If you work as a guide or teach wilderness survival for any length of time, someone, or more often lots of people, are going to ask your opinion of those individuals who have elevated themselves to celebrity status in this type of work. I duck these questions and avoid these types of conversations, if only because over the years I’ve never seen anything positive come out of them.
A few years ago a friend and fellow Maine Guide told me his thoughts on this while we were on a remote riverbank waiting for sourdough biscuits to cook in a reflector oven. He had figured out a theory as to why these people (and there are a few of them) are able to capture the attention of the public. He found what he believed to be a common thread running through the stories of many of them. He then explained it to me as a series of steps I should take if I wanted to become an outdoor guru and get rich.

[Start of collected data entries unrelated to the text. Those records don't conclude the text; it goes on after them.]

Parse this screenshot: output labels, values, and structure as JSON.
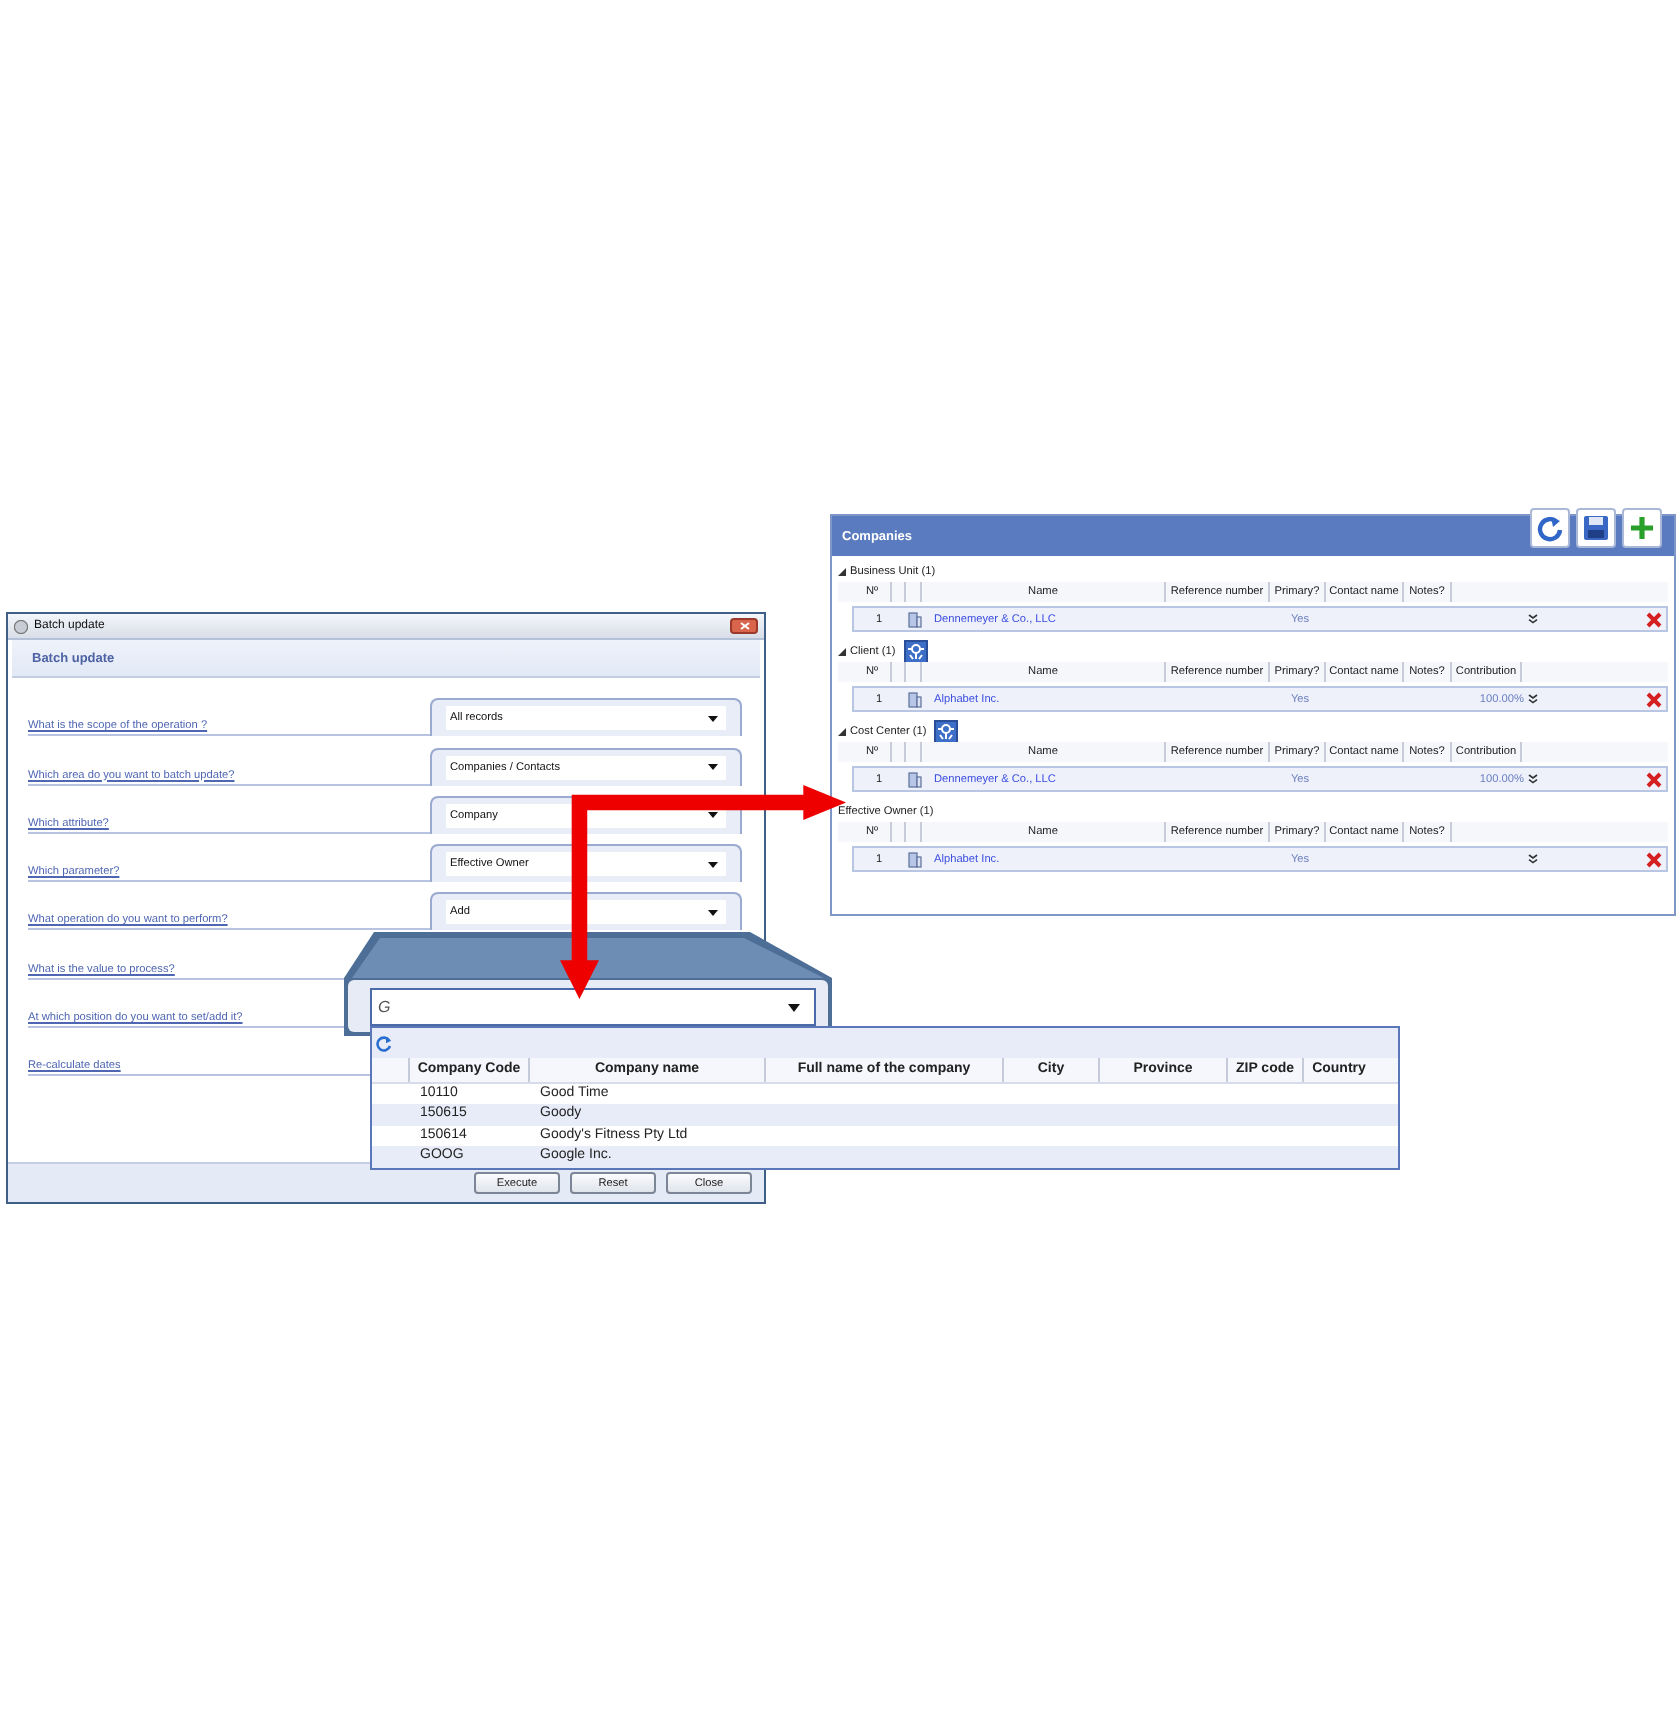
{
  "batch_dialog": {
    "title": "Batch update",
    "heading": "Batch update",
    "fields": [
      {
        "label": "What is the scope of the operation ?",
        "value": "All records"
      },
      {
        "label": "Which area do you want to batch update?",
        "value": "Companies / Contacts"
      },
      {
        "label": "Which attribute?",
        "value": "Company"
      },
      {
        "label": "Which parameter?",
        "value": "Effective Owner"
      },
      {
        "label": "What operation do you want to perform?",
        "value": "Add"
      },
      {
        "label": "What is the value to process?"
      },
      {
        "label": "At which position do you want to set/add it?"
      },
      {
        "label": "Re-calculate dates"
      }
    ],
    "buttons": [
      "Execute",
      "Reset",
      "Close"
    ]
  },
  "value_lookup": {
    "search": {
      "value": "G"
    },
    "columns": [
      "Company Code",
      "Company name",
      "Full name of the company",
      "City",
      "Province",
      "ZIP code",
      "Country"
    ],
    "rows": [
      [
        "10110",
        "Good Time"
      ],
      [
        "150615",
        "Goody"
      ],
      [
        "150614",
        "Goody's Fitness Pty Ltd"
      ],
      [
        "GOOG",
        "Google Inc."
      ]
    ]
  },
  "companies_panel": {
    "title": "Companies",
    "groups": [
      {
        "label": "Business Unit (1)",
        "expanded": true,
        "assign_button": false,
        "columns": [
          "Nº",
          "Name",
          "Reference number",
          "Primary?",
          "Contact name",
          "Notes?"
        ],
        "rows": [
          {
            "number": "1",
            "name": "Dennemeyer & Co., LLC",
            "primary": "Yes"
          }
        ]
      },
      {
        "label": "Client (1)",
        "expanded": true,
        "assign_button": true,
        "columns": [
          "Nº",
          "Name",
          "Reference number",
          "Primary?",
          "Contact name",
          "Notes?",
          "Contribution"
        ],
        "rows": [
          {
            "number": "1",
            "name": "Alphabet Inc.",
            "primary": "Yes",
            "contribution": "100.00%"
          }
        ]
      },
      {
        "label": "Cost Center (1)",
        "expanded": true,
        "assign_button": true,
        "columns": [
          "Nº",
          "Name",
          "Reference number",
          "Primary?",
          "Contact name",
          "Notes?",
          "Contribution"
        ],
        "rows": [
          {
            "number": "1",
            "name": "Dennemeyer & Co., LLC",
            "primary": "Yes",
            "contribution": "100.00%"
          }
        ]
      },
      {
        "label": "Effective Owner (1)",
        "assign_button": false,
        "columns": [
          "Nº",
          "Name",
          "Reference number",
          "Primary?",
          "Contact name",
          "Notes?"
        ],
        "rows": [
          {
            "number": "1",
            "name": "Alphabet Inc.",
            "primary": "Yes"
          }
        ]
      }
    ]
  }
}
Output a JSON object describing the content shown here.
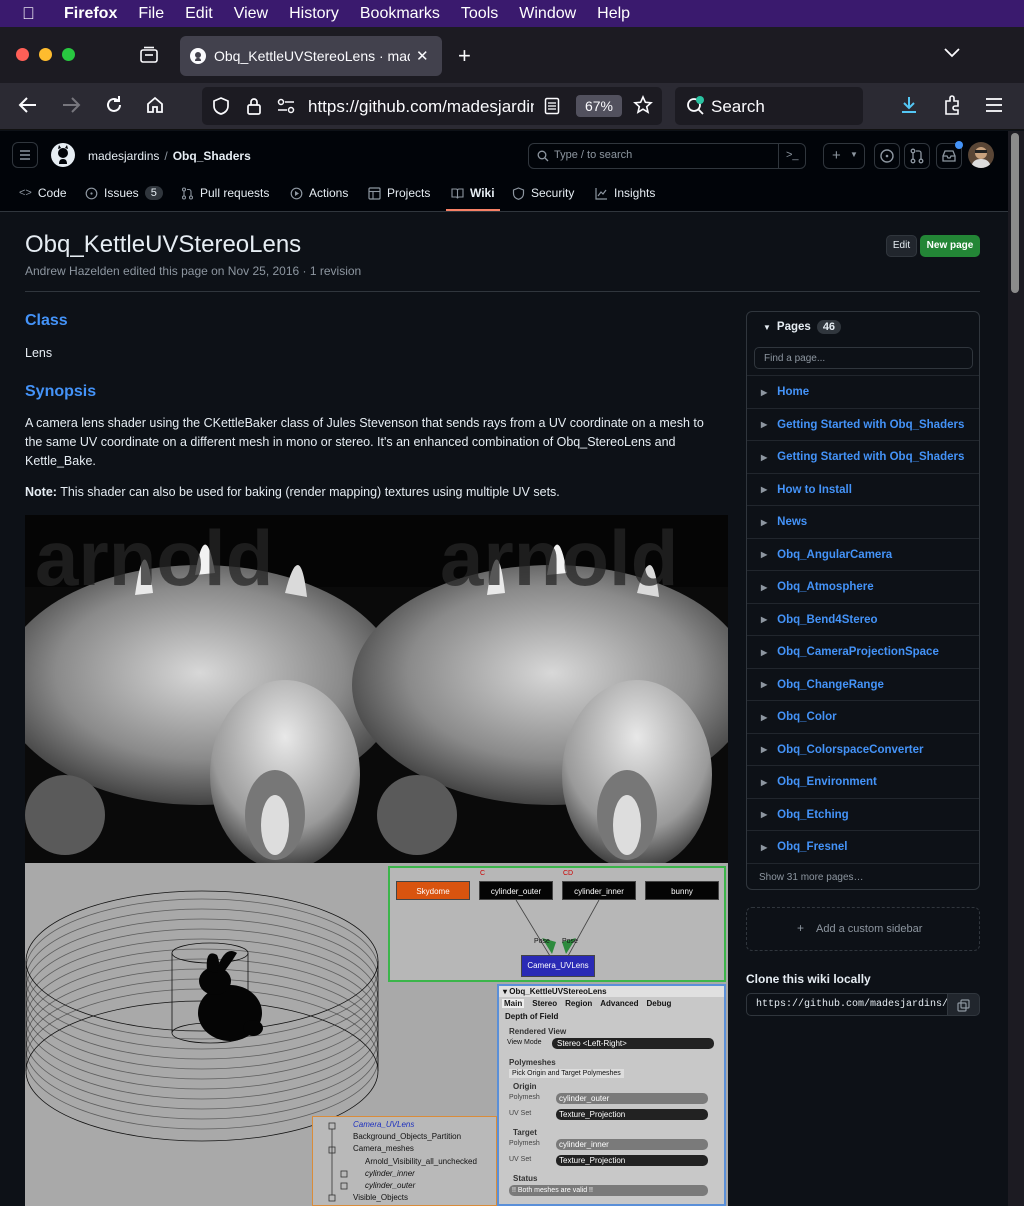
{
  "menubar": {
    "app": "Firefox",
    "items": [
      "File",
      "Edit",
      "View",
      "History",
      "Bookmarks",
      "Tools",
      "Window",
      "Help"
    ]
  },
  "browser": {
    "tab_title": "Obq_KettleUVStereoLens · madesjardins/Obq_Shaders Wiki",
    "url": "https://github.com/madesjardins/Obq_Shaders/wiki/Obq_KettleUVStereoLens",
    "zoom": "67%",
    "search_label": "Search"
  },
  "github": {
    "owner": "madesjardins",
    "sep": "/",
    "repo": "Obq_Shaders",
    "search_placeholder": "Type / to search",
    "tabs": [
      {
        "label": "Code",
        "icon": "code-icon"
      },
      {
        "label": "Issues",
        "count": "5",
        "icon": "issue-icon"
      },
      {
        "label": "Pull requests",
        "icon": "pull-request-icon"
      },
      {
        "label": "Actions",
        "icon": "play-icon"
      },
      {
        "label": "Projects",
        "icon": "table-icon"
      },
      {
        "label": "Wiki",
        "icon": "book-icon",
        "active": true
      },
      {
        "label": "Security",
        "icon": "shield-icon"
      },
      {
        "label": "Insights",
        "icon": "graph-icon"
      }
    ],
    "accent": "#4493f8",
    "active_underline": "#f78166"
  },
  "page": {
    "title": "Obq_KettleUVStereoLens",
    "meta": "Andrew Hazelden edited this page on Nov 25, 2016 · 1 revision",
    "edit_label": "Edit",
    "new_page_label": "New page",
    "class_heading": "Class",
    "class_value": "Lens",
    "synopsis_heading": "Synopsis",
    "synopsis": "A camera lens shader using the CKettleBaker class of Jules Stevenson that sends rays from a UV coordinate on a mesh to the same UV coordinate on a different mesh in mono or stereo. It's an enhanced combination of Obq_StereoLens and Kettle_Bake.",
    "note_label": "Note:",
    "note": " This shader can also be used for baking (render mapping) textures using multiple UV sets."
  },
  "sidebar": {
    "pages_label": "Pages",
    "pages_count": "46",
    "find_placeholder": "Find a page...",
    "items": [
      "Home",
      "Getting Started with Obq_Shaders",
      "Getting Started with Obq_Shaders",
      "How to Install",
      "News",
      "Obq_AngularCamera",
      "Obq_Atmosphere",
      "Obq_Bend4Stereo",
      "Obq_CameraProjectionSpace",
      "Obq_ChangeRange",
      "Obq_Color",
      "Obq_ColorspaceConverter",
      "Obq_Environment",
      "Obq_Etching",
      "Obq_Fresnel"
    ],
    "show_more": "Show 31 more pages…",
    "add_sidebar": "Add a custom sidebar",
    "clone_heading": "Clone this wiki locally",
    "clone_url": "https://github.com/madesjardins/Obq_Shaders.wiki.git"
  },
  "figure": {
    "render_watermark": "arnold",
    "nodes": {
      "skydome": "Skydome",
      "cyl_outer": "cylinder_outer",
      "cyl_inner": "cylinder_inner",
      "bunny": "bunny",
      "camera": "Camera_UVLens",
      "pose1": "Pose",
      "pose2": "Pose",
      "mark_c": "C",
      "mark_cd": "CD"
    },
    "ppg": {
      "title": "Obq_KettleUVStereoLens",
      "tabs": [
        "Main",
        "Stereo",
        "Region",
        "Advanced",
        "Debug"
      ],
      "dof": "Depth of Field",
      "rendered_view": "Rendered View",
      "view_mode_label": "View Mode",
      "view_mode": "Stereo <Left-Right>",
      "polymeshes": "Polymeshes",
      "pick": "Pick Origin and Target Polymeshes",
      "origin": "Origin",
      "polymesh_label": "Polymesh",
      "origin_mesh": "cylinder_outer",
      "uvset_label": "UV Set",
      "origin_uv": "Texture_Projection",
      "target": "Target",
      "target_mesh": "cylinder_inner",
      "target_uv": "Texture_Projection",
      "status": "Status",
      "status_msg": "!! Both meshes are valid !!"
    },
    "tree": [
      "Camera_UVLens",
      "Background_Objects_Partition",
      "Camera_meshes",
      "Arnold_Visibility_all_unchecked",
      "cylinder_inner",
      "cylinder_outer",
      "Visible_Objects"
    ]
  }
}
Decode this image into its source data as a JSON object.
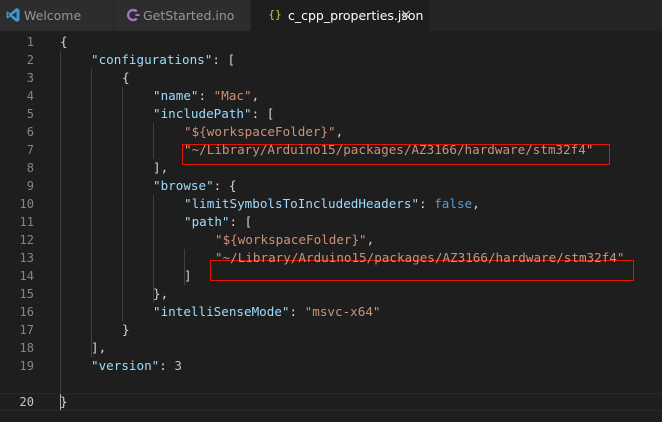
{
  "tabs": [
    {
      "label": "Welcome",
      "icon": "vscode-icon"
    },
    {
      "label": "GetStarted.ino",
      "icon": "arduino-file-icon"
    },
    {
      "label": "c_cpp_properties.json",
      "icon": "json-braces-icon",
      "close": "×"
    }
  ],
  "colors": {
    "key": "#9cdcfe",
    "string": "#ce9178",
    "keyword": "#569cd6",
    "number": "#b5cea8",
    "highlight_box": "#e51400"
  },
  "line_numbers": [
    "1",
    "2",
    "3",
    "4",
    "5",
    "6",
    "7",
    "8",
    "9",
    "10",
    "11",
    "12",
    "13",
    "14",
    "15",
    "16",
    "17",
    "18",
    "19",
    "20"
  ],
  "code": {
    "l1": {
      "brace": "{"
    },
    "l2": {
      "key": "\"configurations\"",
      "rest": ": ["
    },
    "l3": {
      "brace": "{"
    },
    "l4": {
      "key": "\"name\"",
      "colon": ": ",
      "value": "\"Mac\"",
      "tail": ","
    },
    "l5": {
      "key": "\"includePath\"",
      "rest": ": ["
    },
    "l6": {
      "value": "\"${workspaceFolder}\"",
      "tail": ","
    },
    "l7": {
      "value": "\"~/Library/Arduino15/packages/AZ3166/hardware/stm32f4\""
    },
    "l8": {
      "text": "],"
    },
    "l9": {
      "key": "\"browse\"",
      "rest": ": {"
    },
    "l10": {
      "key": "\"limitSymbolsToIncludedHeaders\"",
      "colon": ": ",
      "value": "false",
      "tail": ","
    },
    "l11": {
      "key": "\"path\"",
      "rest": ": ["
    },
    "l12": {
      "value": "\"${workspaceFolder}\"",
      "tail": ","
    },
    "l13": {
      "value": "\"~/Library/Arduino15/packages/AZ3166/hardware/stm32f4\""
    },
    "l14": {
      "text": "]"
    },
    "l15": {
      "text": "},"
    },
    "l16": {
      "key": "\"intelliSenseMode\"",
      "colon": ": ",
      "value": "\"msvc-x64\""
    },
    "l17": {
      "text": "}"
    },
    "l18": {
      "text": "],"
    },
    "l19": {
      "key": "\"version\"",
      "colon": ": ",
      "value": "3"
    },
    "l20": {
      "brace": "}"
    }
  }
}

The steps he defined are as follows:
1. Apprentice, study, or learn from an experienced practitioner in the field who is getting on in years. If their ethnicity is other than yours, all the better.
2. Upon their passing, write a book about their profound effect on you as your mentor, as well as how they passed their wisdom, which has become lost in the modern world, onto you.
3. Position yourself as the only way for the public to access that lost knowledge.
Through reading the book that you write about your experiences with the guru, the public will be hungry for the type of lost knowledge they can now only get through you. As a result you’ve defined yourself as an expert in the field, or more appropriately, the expert, because you’re an expert in that lost knowledge.
After thinking about it for a while he seems to be onto something bigger than he realizes. It isn’t a complicated formula, but it does take time. Those without the time necessary have simply invented their guru in their writings, either in physical or spiritual form. But it doesn’t stop there. The “guru express” can be ridden third and even fourth-hand these days, as people are busy promoting themselves as having studied with the person who studied with the guru. It will be interesting to see how far down the line it goes.
Of course, if all of this is too complicated, you can always star in your own TV show. Then you’ll be an instant guru.
In the end it doesn’t matter who you’ve studied with or what they’ve done. It matters what you’ve done.